Добавить в цитаты Настройки чтения

Страница 9 из 9

«Разделение Закона и Евангелия — отличительное и первоначальное дело Маркиона» (Тертуллиан). — Бог Ветхого Завета не может быть Богом благодати, спасения и любви. Он — «дикий и воинственный судья», властный, пламенный и немилосердный, справедливый, конечно, но не добрый. Да и справедливость Его относительна. Предписываемый Им Закон порождает грех и обнаруживает бессилие человека. Бог мог и не создавать человека, которого по своему же Закону обрекает на гибель. И если посмотреть на мир: на всех этих отвратительных червей и гадов, на грех и вражду, одним словом, на все видимое — плотское и душевное, придется признать, что Творец, или «Демиург, зол и злы Его творения». Ведь даже обещанный Им Мессия, который еще придет, придет как воитель–насильник, чтобы поработить землю иудейскому народу.

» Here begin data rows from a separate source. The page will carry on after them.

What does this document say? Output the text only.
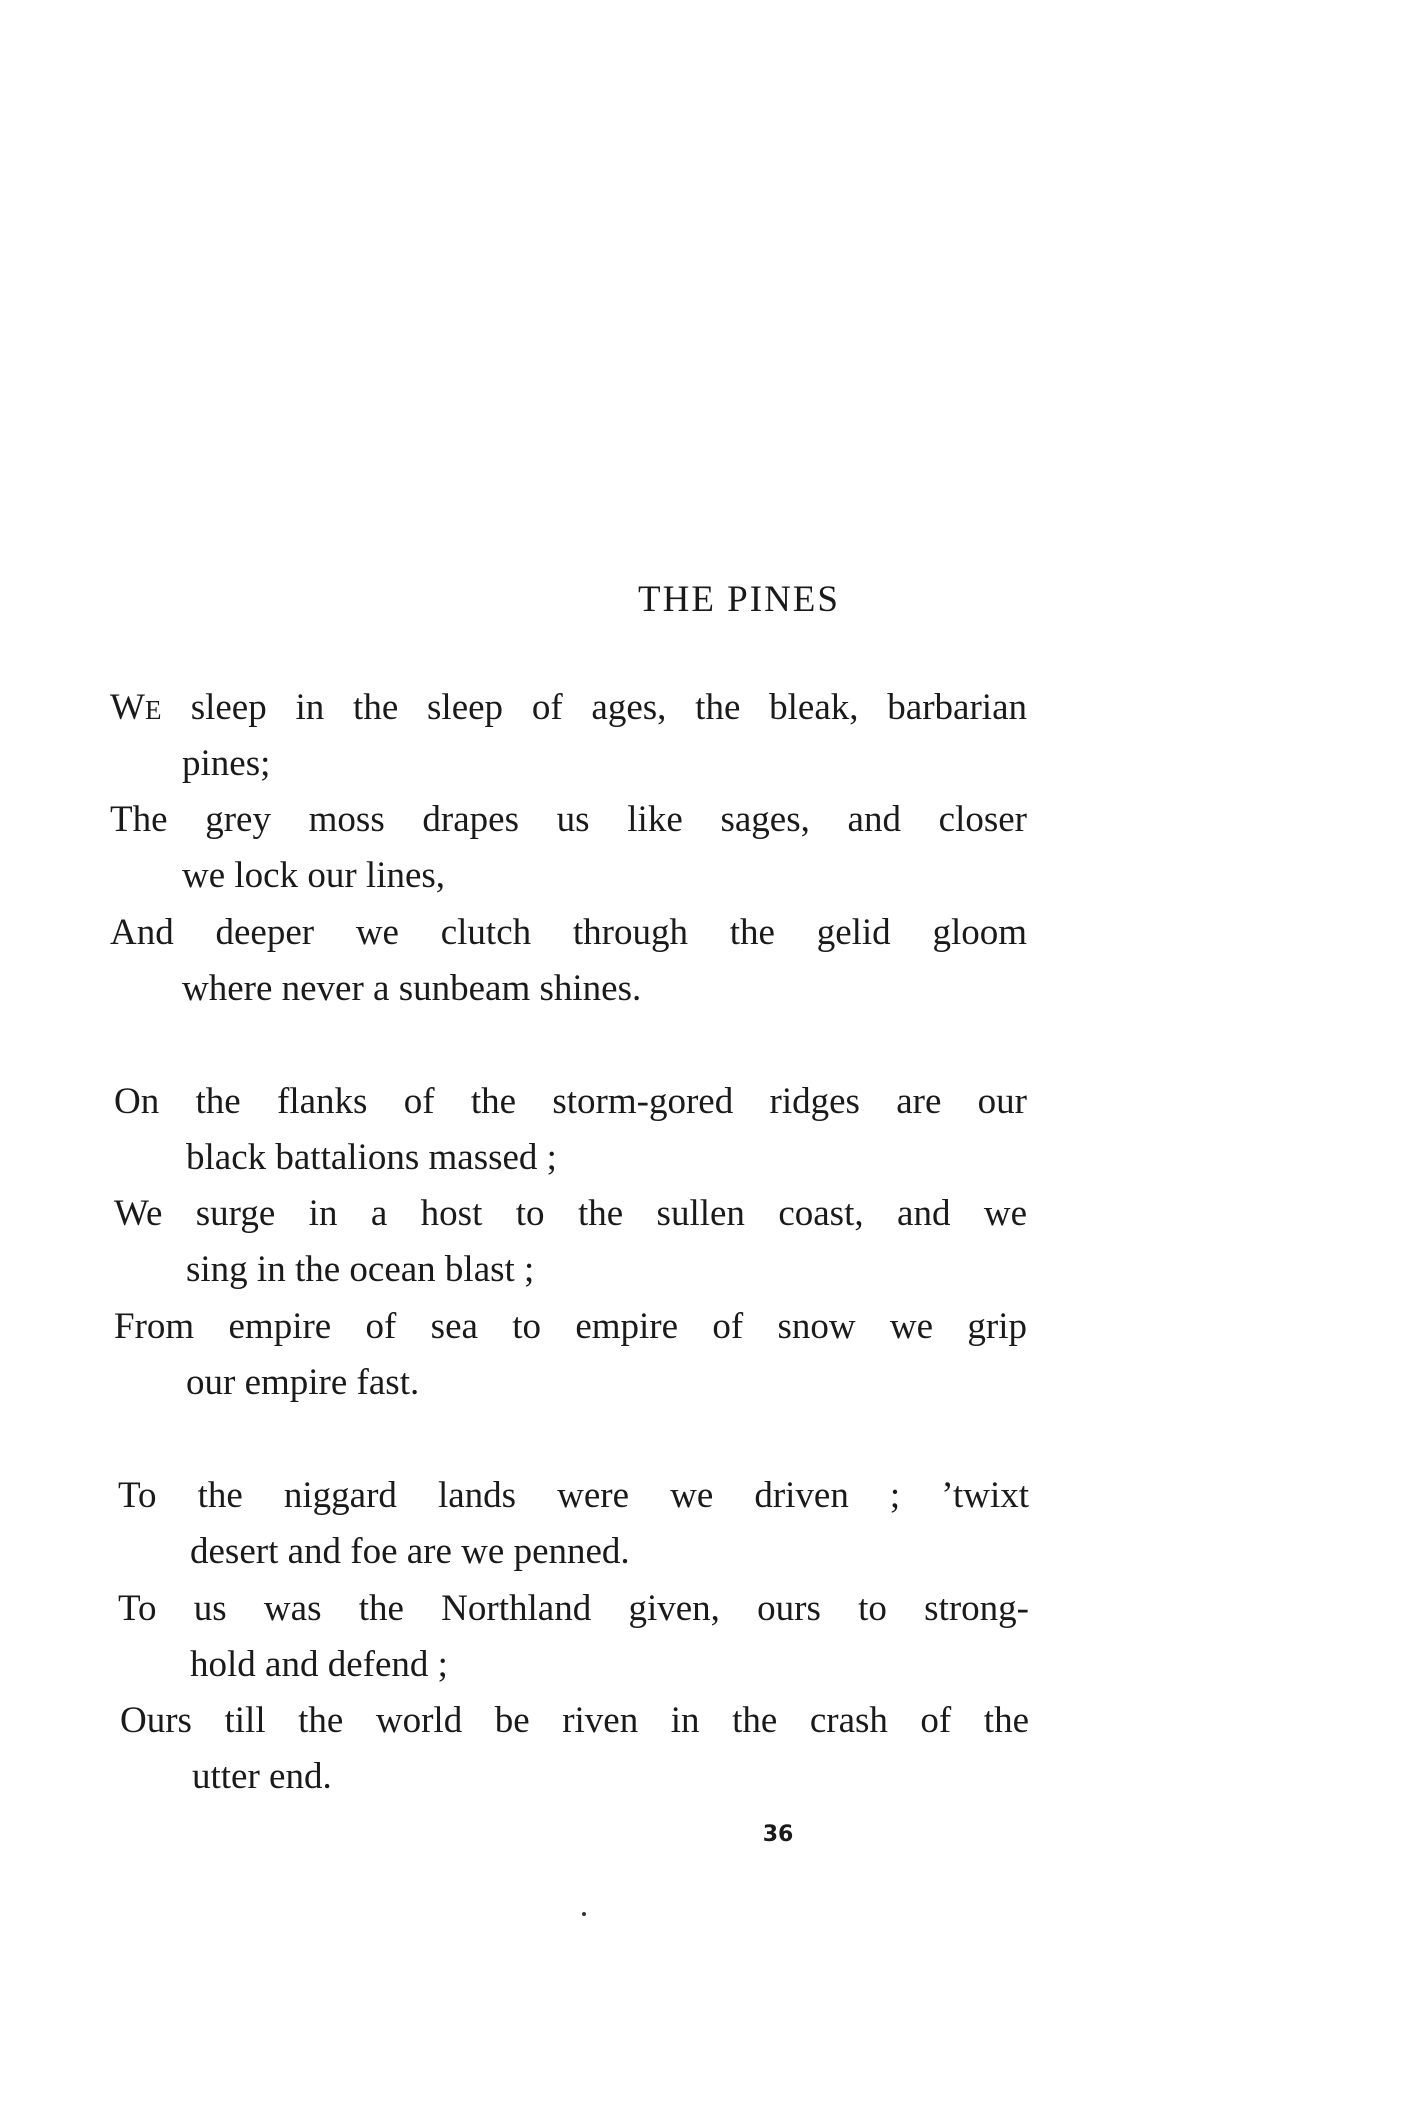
THE PINES
WE sleep in the sleep of ages, the bleak, barbarian
pines;
The grey moss drapes us like sages, and closer
we lock our lines,
And deeper we clutch through the gelid gloom
where never a sunbeam shines.
On the flanks of the storm-gored ridges are our
black battalions massed ;
We surge in a host to the sullen coast, and we
sing in the ocean blast ;
From empire of sea to empire of snow we grip
our empire fast.
To the niggard lands were we driven ; ’twixt
desert and foe are we penned.
To us was the Northland given, ours to strong-
hold and defend ;
Ours till the world be riven in the crash of the
utter end.
36
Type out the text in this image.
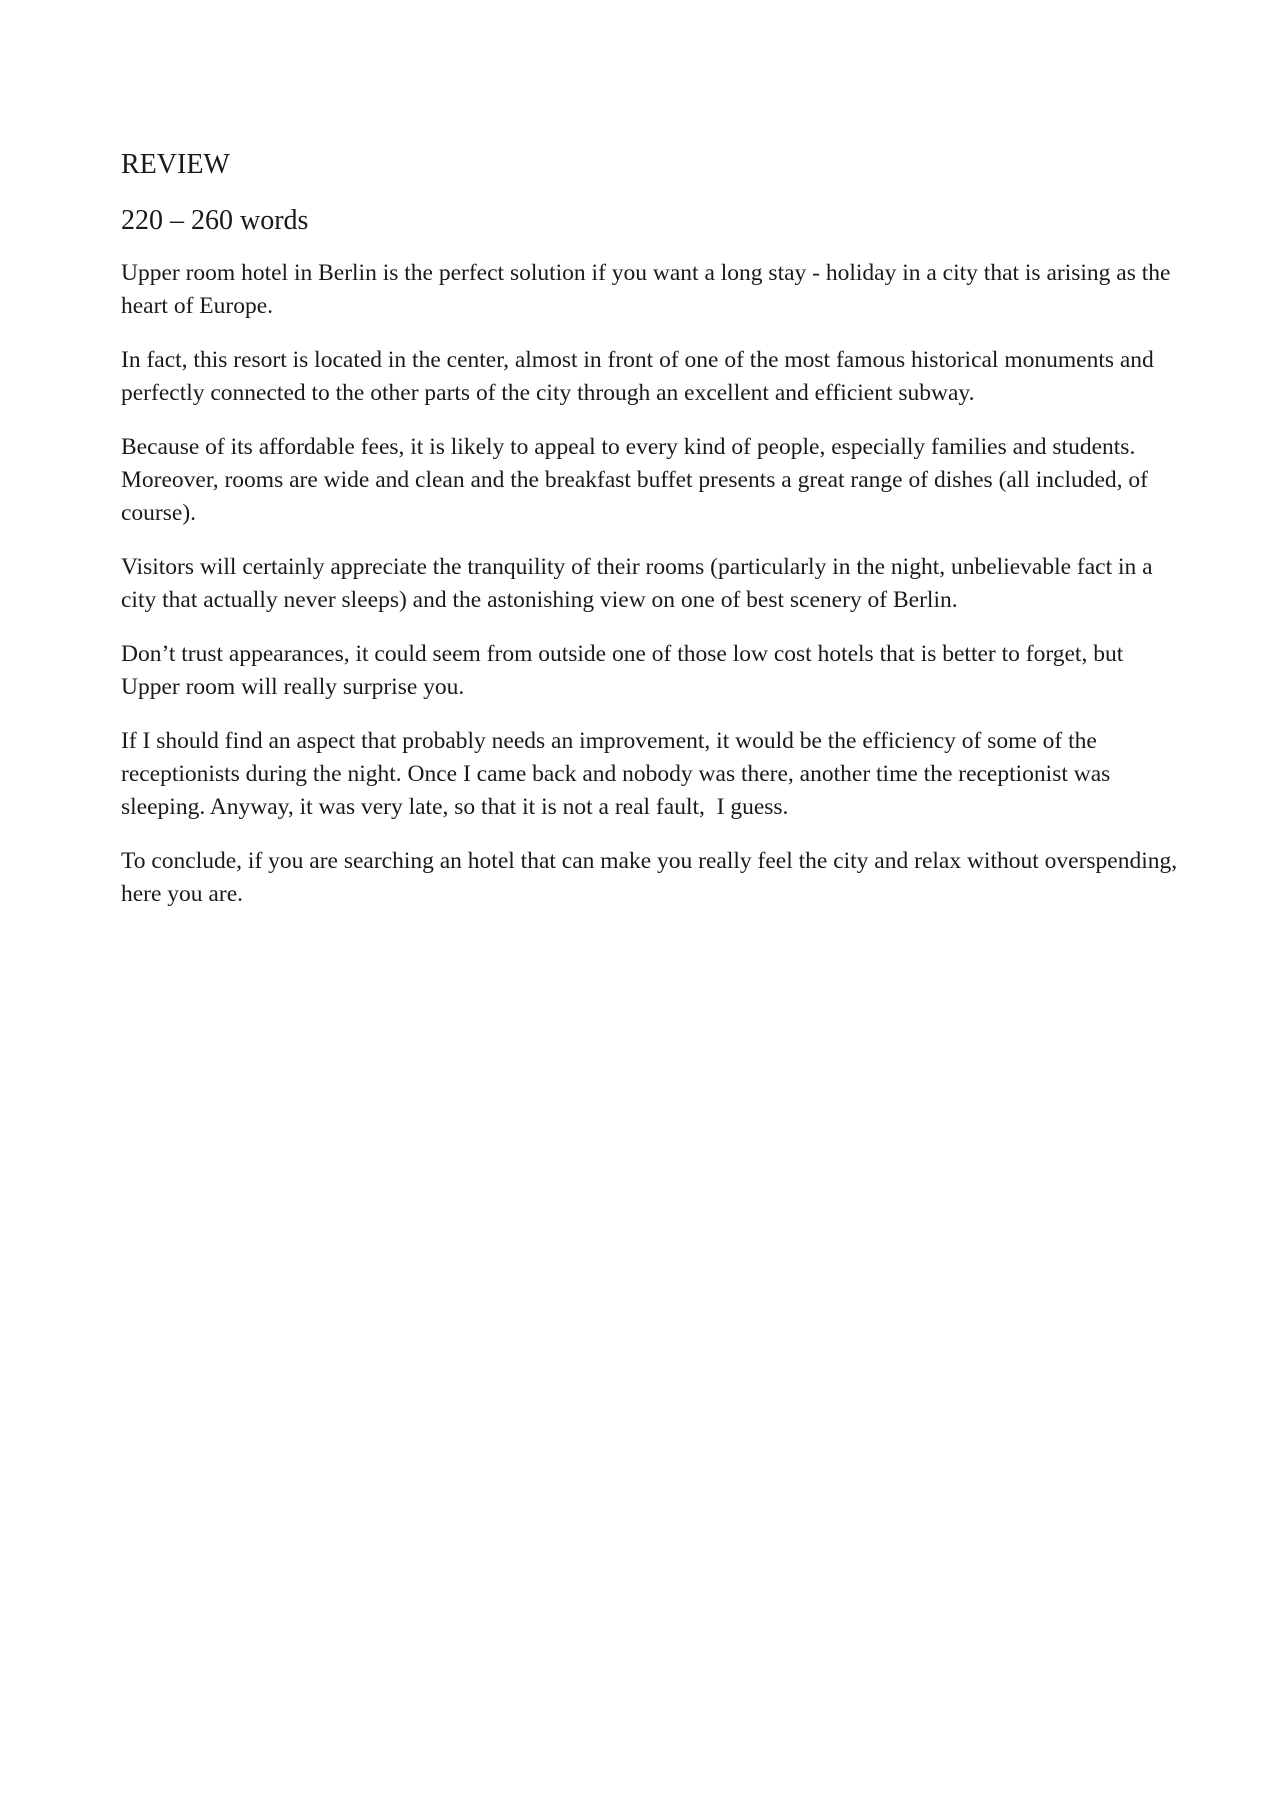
REVIEW
220 – 260 words

Upper room hotel in Berlin is the perfect solution if you want a long stay - holiday in a city that is arising as the heart of Europe.

In fact, this resort is located in the center, almost in front of one of the most famous historical monuments and perfectly connected to the other parts of the city through an excellent and efficient subway.

Because of its affordable fees, it is likely to appeal to every kind of people, especially families and students.  Moreover, rooms are wide and clean and the breakfast buffet presents a great range of dishes (all included, of course).

Visitors will certainly appreciate the tranquility of their rooms (particularly in the night, unbelievable fact in a city that actually never sleeps) and the astonishing view on one of best scenery of Berlin.

Don’t trust appearances, it could seem from outside one of those low cost hotels that is better to forget, but Upper room will really surprise you.

If I should find an aspect that probably needs an improvement, it would be the efficiency of some of the receptionists during the night. Once I came back and nobody was there, another time the receptionist was sleeping. Anyway, it was very late, so that it is not a real fault,  I guess.

To conclude, if you are searching an hotel that can make you really feel the city and relax without overspending,  here you are.
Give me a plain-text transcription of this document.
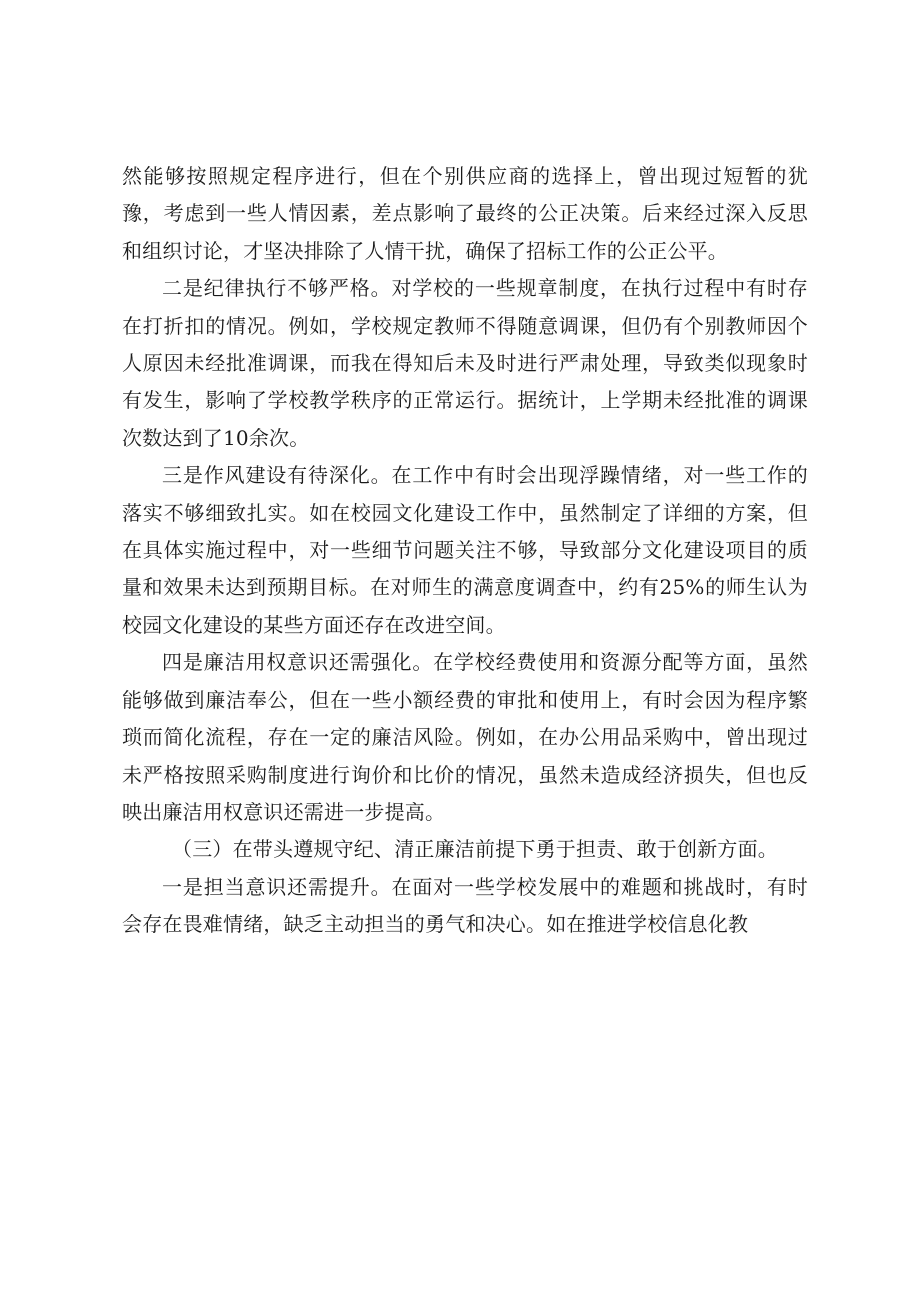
然能够按照规定程序进行，但在个别供应商的选择上，曾出现过短暂的犹豫，考虑到一些人情因素，差点影响了最终的公正决策。后来经过深入反思和组织讨论，才坚决排除了人情干扰，确保了招标工作的公正公平。

二是纪律执行不够严格。对学校的一些规章制度，在执行过程中有时存在打折扣的情况。例如，学校规定教师不得随意调课，但仍有个别教师因个人原因未经批准调课，而我在得知后未及时进行严肃处理，导致类似现象时有发生，影响了学校教学秩序的正常运行。据统计，上学期未经批准的调课次数达到了10余次。

三是作风建设有待深化。在工作中有时会出现浮躁情绪，对一些工作的落实不够细致扎实。如在校园文化建设工作中，虽然制定了详细的方案，但在具体实施过程中，对一些细节问题关注不够，导致部分文化建设项目的质量和效果未达到预期目标。在对师生的满意度调查中，约有25%的师生认为校园文化建设的某些方面还存在改进空间。

四是廉洁用权意识还需强化。在学校经费使用和资源分配等方面，虽然能够做到廉洁奉公，但在一些小额经费的审批和使用上，有时会因为程序繁琐而简化流程，存在一定的廉洁风险。例如，在办公用品采购中，曾出现过未严格按照采购制度进行询价和比价的情况，虽然未造成经济损失，但也反映出廉洁用权意识还需进一步提高。

（三）在带头遵规守纪、清正廉洁前提下勇于担责、敢于创新方面。

一是担当意识还需提升。在面对一些学校发展中的难题和挑战时，有时会存在畏难情绪，缺乏主动担当的勇气和决心。如在推进学校信息化教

Этот Мессия — Антихрист.

Впрочем, может быть, Демиург не зол, но «только справедлив»; источником же мирового зла является Сатана. Вероятно, что Демиург создавал мир из вечной материи, в которой корень зла, и возможно, что тело человека создано злыми ангелами (стр. 21, 22 ел.). Во всяком случае, Истинный Бог чужд и неведом миру и Творцу его, Бог Неведомый. Он возвышен и совершенен. Он бесстрастен и безгневен, «кроток, утишающ, только благ и все–благ», «Бог Лучший». Он — Бог искупления, призвавший к Себе всех труждающихся и обремененных, возвестивший им освобождение от оков мира сего и спасение. «Довлеет, —говорили маркиониты, — единое дело Богу нашему — то, что Он величайшей и отменной благостью Своею освободил человека». Его не надо бояться — Его можно только любить.

В пятнадцатый год царствования Тиверия в синагоге Капернаумской явился Неведомый Бог, приняв видимое тело Иисуса. Иисус не родился, не был младенцем, но просто явился, как Бог в мнимом теле человека, не ожидаемый и не узнанный Демиургом. Христос не угрожал и не казнил, принес не суровую справедливость, а любовь. И Он спасает людей: не всех, а тех, кто по Закону Демиурга является грешником, но ведет аскетическую жизнь, воздерживается от брака, умерен в пище и питье. Праведники Демиурга менее восприимчивы к зову Всеблагого, чем грешники и отверженные. Но спасает Христос, конечно, не тленные тела, а духовное, для чего Он открывает спасаемым тайну Истинного Бога (гносис), страдает и умирает на Кресте, хотя и видимо только.

Какая же цена страданиям и смерти, если они лишь видимость? К чему они? Не для того ли, чтобы справедливый Демиург справедливо потерял право на спасаемых чрез несправедливое убийство Праведника? Или для того, чтобы, видимо умерев, Христос мог снизойти в ад и спасти из него тех, кто в аду к Нему обратился, т. е. не ветхозаветных праведников, а Каина, содомитов, язычников? (стр. 24).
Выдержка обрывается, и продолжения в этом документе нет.